Previous studies reported that LncRNAs were involved in the progression of ischemic AKI[35, 36].In present study, we found that LncRNA ENSMUST_147219 mediated the I/R induced the renal cell apoptosis. Mechanistically, LncRNA ENSMUST_147219 sponged the miR-221-5p and then upregulated the expression of IRF6. Finally, knock down of LncRNA ENSMUST_147219 ameliorated that ischemic AKI via regulation of miR-221-5p/IRF6 axis. Collectively, the data suggested that LncRNA ENSMUST_147219 promoted the progression of ischemic AKI.
Several studies reported that LncRNAs regulated the progression of ischemic AKI. One study found that I/R induced the renal cell apoptosis was suppressed by TUG[16]. Others studies showed that I/R induced the renal cell apoptosis was mediated by LncRNA MEG3, Lnc NEAT1, Lnc GAS5, and LncRNA H19[17–20]. In the current study, we revealed that LncENSMUST_147219 also mediated the I/R-induced the renal cell apoptosis (Fig. 1). Specifically, I/R-induced renal cell apoptosis and the activation of caspase-3 was attenuated by the knockdown of LncRNA ENSMUST_147219 (Fig. 2), however, this effect was enhanced by the overexpression of LncRNA ENSMUST_147219(Fig. 3). In addition, knockdown of ENSMUST_147219 ameliorated the renal cell apoptosis in I/R induced AKI (Figs. 8). Taken altogether, the data demonstrated that LncRNA ENSMUST_147219 was apoptosis inducer in ischemic AKI.
LncRNAs served as ceRNA to sponge miRNAs to regulate associated gene expression[37]. In current study, we demonstrated that miR-221-5p was target of LncRNA ENSMUST_147219, which was supported by the following evidences: 1) The prediction and dual-luciferase reporter assays showed that LncRNA ENSMUST_147219 binds to miR-221-5p (Fig. 4A&B). 2) The RNA-FISH colocalization of LncRNA ENSMUST_147219 and miR-221-5p supported the finding of dual-luciferase reporter assays (Figs. 4C&D). 3) RT-qPCR results found that LncRNA ENSMUST_147219 negatively regulated the expression of miR-221-5p (Figs. 4E &F). Collectively, the data supported that LncRNA ENSMUST_147219 sponged the miR-221-5p.

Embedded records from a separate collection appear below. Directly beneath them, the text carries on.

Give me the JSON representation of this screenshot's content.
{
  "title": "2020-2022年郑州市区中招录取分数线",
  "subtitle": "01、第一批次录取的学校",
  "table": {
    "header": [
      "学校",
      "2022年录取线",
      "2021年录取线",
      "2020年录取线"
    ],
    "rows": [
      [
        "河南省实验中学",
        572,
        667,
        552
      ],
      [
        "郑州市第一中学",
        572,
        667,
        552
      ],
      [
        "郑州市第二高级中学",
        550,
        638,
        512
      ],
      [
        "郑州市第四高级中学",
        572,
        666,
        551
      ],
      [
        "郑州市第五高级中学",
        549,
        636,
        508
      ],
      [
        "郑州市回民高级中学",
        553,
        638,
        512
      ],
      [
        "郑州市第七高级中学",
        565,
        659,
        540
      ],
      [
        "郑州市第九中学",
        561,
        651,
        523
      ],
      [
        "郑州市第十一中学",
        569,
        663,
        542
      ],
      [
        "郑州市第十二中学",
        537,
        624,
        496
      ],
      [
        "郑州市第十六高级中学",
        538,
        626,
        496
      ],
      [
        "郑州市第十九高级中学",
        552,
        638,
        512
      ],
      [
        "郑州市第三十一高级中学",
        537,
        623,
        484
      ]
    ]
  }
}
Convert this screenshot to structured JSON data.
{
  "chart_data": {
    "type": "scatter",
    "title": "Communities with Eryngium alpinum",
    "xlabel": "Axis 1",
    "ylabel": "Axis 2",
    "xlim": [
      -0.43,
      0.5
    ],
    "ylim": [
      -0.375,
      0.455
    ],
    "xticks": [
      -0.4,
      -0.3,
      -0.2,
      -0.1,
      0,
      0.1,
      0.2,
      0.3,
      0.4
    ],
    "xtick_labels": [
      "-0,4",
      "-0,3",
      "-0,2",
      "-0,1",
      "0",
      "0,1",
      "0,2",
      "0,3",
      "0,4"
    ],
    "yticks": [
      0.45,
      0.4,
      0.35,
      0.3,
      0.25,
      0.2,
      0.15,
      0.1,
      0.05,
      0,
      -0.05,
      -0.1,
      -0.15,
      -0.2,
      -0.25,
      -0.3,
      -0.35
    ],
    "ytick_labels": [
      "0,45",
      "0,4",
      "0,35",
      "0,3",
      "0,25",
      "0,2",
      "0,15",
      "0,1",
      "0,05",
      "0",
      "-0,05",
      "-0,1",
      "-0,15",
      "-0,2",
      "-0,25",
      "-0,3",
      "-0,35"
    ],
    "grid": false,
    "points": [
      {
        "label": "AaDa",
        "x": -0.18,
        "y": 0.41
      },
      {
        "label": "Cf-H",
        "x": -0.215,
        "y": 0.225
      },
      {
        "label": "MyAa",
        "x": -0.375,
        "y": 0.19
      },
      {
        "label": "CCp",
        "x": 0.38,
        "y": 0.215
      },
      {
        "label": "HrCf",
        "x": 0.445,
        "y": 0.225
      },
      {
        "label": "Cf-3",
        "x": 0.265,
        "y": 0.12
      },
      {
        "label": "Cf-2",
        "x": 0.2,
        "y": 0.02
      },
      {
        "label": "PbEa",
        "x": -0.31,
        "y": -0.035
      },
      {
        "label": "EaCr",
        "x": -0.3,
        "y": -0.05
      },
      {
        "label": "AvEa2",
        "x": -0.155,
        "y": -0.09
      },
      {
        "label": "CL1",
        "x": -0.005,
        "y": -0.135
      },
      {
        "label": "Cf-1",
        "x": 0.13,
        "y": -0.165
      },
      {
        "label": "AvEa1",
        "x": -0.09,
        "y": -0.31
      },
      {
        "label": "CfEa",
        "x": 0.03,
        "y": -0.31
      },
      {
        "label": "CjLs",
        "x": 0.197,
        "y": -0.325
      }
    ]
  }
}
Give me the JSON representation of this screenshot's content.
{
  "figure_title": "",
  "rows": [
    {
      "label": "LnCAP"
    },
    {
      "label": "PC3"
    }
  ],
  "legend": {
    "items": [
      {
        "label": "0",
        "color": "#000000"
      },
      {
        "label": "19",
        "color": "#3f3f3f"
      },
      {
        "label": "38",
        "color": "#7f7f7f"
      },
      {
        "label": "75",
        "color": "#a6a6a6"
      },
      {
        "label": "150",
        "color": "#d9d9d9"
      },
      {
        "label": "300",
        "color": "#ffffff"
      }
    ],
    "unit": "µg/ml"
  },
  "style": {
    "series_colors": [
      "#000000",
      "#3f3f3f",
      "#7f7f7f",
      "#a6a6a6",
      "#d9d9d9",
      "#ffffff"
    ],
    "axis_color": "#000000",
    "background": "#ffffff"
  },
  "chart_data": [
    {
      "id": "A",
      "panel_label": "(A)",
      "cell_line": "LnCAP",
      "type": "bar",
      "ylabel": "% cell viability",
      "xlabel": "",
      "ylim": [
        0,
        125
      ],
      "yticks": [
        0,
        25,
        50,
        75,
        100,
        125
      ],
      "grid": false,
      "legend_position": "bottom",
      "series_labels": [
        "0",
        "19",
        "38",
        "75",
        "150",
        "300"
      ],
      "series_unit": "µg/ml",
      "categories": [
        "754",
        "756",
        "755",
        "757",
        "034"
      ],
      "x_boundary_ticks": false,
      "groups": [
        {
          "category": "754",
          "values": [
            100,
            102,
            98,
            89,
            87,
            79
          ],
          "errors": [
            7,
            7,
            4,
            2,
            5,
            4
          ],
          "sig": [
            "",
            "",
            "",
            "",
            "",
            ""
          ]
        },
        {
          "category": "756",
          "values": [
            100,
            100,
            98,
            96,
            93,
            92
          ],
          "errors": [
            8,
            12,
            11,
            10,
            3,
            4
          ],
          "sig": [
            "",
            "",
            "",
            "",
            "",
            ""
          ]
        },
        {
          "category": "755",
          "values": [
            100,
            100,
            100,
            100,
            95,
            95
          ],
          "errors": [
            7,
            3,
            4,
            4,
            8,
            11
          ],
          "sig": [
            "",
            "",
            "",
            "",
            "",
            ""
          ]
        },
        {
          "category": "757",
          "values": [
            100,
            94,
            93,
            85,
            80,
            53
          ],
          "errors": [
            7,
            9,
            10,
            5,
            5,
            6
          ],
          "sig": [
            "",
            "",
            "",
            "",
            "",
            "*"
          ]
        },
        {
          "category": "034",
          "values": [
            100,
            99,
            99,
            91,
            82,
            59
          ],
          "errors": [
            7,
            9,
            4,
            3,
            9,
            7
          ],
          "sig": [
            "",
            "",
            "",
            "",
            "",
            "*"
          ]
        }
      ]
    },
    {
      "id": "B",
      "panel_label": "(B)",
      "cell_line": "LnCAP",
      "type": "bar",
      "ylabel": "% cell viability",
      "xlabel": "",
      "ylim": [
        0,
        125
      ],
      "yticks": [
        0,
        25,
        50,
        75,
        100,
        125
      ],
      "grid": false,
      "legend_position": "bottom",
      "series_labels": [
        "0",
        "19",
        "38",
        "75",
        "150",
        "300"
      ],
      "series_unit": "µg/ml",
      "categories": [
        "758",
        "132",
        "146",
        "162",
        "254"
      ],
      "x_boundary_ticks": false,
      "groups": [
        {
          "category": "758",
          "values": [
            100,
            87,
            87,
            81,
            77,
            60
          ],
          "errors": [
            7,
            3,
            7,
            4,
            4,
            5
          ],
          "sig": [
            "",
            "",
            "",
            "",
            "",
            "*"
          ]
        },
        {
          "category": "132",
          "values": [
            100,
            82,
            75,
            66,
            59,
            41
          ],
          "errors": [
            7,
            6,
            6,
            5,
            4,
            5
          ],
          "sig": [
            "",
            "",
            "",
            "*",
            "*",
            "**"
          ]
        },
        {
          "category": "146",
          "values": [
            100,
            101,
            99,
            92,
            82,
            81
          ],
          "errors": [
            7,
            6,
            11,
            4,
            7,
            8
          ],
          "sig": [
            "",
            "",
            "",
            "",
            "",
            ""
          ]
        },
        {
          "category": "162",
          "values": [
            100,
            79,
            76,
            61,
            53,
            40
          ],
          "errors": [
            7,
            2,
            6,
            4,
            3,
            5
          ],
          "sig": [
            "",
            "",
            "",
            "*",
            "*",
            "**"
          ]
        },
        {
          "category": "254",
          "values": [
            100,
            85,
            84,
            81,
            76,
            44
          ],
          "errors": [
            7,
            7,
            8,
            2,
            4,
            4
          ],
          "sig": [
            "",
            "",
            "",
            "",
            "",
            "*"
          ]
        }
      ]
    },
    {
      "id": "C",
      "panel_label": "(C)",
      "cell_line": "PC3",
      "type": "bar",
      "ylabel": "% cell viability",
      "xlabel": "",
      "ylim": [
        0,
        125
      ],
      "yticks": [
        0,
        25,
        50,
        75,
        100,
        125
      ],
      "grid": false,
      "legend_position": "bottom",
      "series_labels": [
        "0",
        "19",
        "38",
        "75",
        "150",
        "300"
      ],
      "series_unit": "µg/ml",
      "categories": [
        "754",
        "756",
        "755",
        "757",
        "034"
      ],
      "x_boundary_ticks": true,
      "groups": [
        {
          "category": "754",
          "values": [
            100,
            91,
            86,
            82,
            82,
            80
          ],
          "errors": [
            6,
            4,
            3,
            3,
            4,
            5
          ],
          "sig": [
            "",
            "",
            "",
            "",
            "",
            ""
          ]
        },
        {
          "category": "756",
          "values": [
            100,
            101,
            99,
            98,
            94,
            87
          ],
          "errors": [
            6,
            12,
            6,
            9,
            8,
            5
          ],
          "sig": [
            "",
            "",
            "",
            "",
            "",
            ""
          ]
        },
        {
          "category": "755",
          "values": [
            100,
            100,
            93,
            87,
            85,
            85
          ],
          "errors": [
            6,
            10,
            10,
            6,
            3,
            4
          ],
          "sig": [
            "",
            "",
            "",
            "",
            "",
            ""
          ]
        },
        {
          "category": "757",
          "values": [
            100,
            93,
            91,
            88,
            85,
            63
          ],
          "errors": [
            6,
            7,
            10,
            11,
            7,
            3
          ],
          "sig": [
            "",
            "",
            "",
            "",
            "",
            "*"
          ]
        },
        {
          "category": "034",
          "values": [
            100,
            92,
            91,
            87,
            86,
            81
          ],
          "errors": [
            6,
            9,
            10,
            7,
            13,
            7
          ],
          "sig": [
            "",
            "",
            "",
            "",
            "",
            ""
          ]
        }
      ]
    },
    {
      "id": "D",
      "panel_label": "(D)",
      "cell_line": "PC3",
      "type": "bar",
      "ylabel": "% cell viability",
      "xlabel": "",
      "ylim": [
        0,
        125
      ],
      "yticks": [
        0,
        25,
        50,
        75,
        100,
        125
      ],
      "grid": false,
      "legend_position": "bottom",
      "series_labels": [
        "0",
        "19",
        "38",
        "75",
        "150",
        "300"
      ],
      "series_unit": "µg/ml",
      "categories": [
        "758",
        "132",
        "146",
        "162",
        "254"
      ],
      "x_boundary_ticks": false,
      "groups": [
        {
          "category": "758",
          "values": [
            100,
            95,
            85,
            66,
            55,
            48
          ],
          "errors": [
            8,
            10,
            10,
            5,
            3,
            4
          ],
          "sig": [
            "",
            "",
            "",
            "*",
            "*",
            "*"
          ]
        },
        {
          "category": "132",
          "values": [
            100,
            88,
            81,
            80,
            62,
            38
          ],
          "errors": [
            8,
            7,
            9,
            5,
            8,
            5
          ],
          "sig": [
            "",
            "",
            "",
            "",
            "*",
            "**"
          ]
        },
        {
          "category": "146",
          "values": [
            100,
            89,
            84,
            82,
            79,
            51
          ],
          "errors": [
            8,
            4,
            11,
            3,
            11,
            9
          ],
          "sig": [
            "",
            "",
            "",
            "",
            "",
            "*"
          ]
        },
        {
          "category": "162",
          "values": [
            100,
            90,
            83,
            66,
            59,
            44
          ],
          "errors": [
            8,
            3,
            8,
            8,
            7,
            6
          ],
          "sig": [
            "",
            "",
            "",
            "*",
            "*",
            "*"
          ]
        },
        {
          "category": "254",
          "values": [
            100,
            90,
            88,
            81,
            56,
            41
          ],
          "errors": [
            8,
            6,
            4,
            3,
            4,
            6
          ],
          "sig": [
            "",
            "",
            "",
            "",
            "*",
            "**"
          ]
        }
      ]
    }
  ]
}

Several studies showed that miR-221-5p was apoptosis suppressor.[38, 39] In the present study, our data found that miR-221-5p also suppressed the I/R-induced renal cell apoptosis (Fig. 5). Previous studies showed that IRF6 was an apoptosis inducer [40, 41]. The dual-luciferase reporter assays found that IRF6 was a target of miR-221-5p(Figs. 6A&B). We further found that miR-221-5p mimics inhibited the mRNA and protein expression of IRF6, respectively (Figs. 6C&D). Previous study indicated that IRF6 mediated renal clear cell carcinoma cell apoptosis[34]. Consistently, we found that IRF6 also mediated the renal cell apoptosis (Fig. 6E&H). Interestingly, we further confirmed that miR-221-5p was proapoptotic function mediator of LncRNA ENSMUST_147219 (Fig. 7). In addition, knock down of LncRNA ENSMUST_1472 19 attenuated ischemic mice AKI by regulation of miR-221-5p/ IRF6 pathway. Collectively, the data suggest that LncRNA ENSMUST_147219/miR-221-5p/ IRF6 axis mediated the I/R-induced renal cell apoptosis.
In summary, we found that LncRNA ENSMUST_147219 was an apoptosis inducer during ischemic injury. Mechanistically, LncRNA ENSMUST_147219 sponged miR-221-5p and then increased the expression of IRF6. Finally, suppression of LncRNA ENSMUST_147219 attenuated ischemic AKI via targeting the miR-221-5p/IRF6 axis. Collectively, our data found that LncRNA ENSMUST_147219 was a novel therapeutic target for ischemic AKI.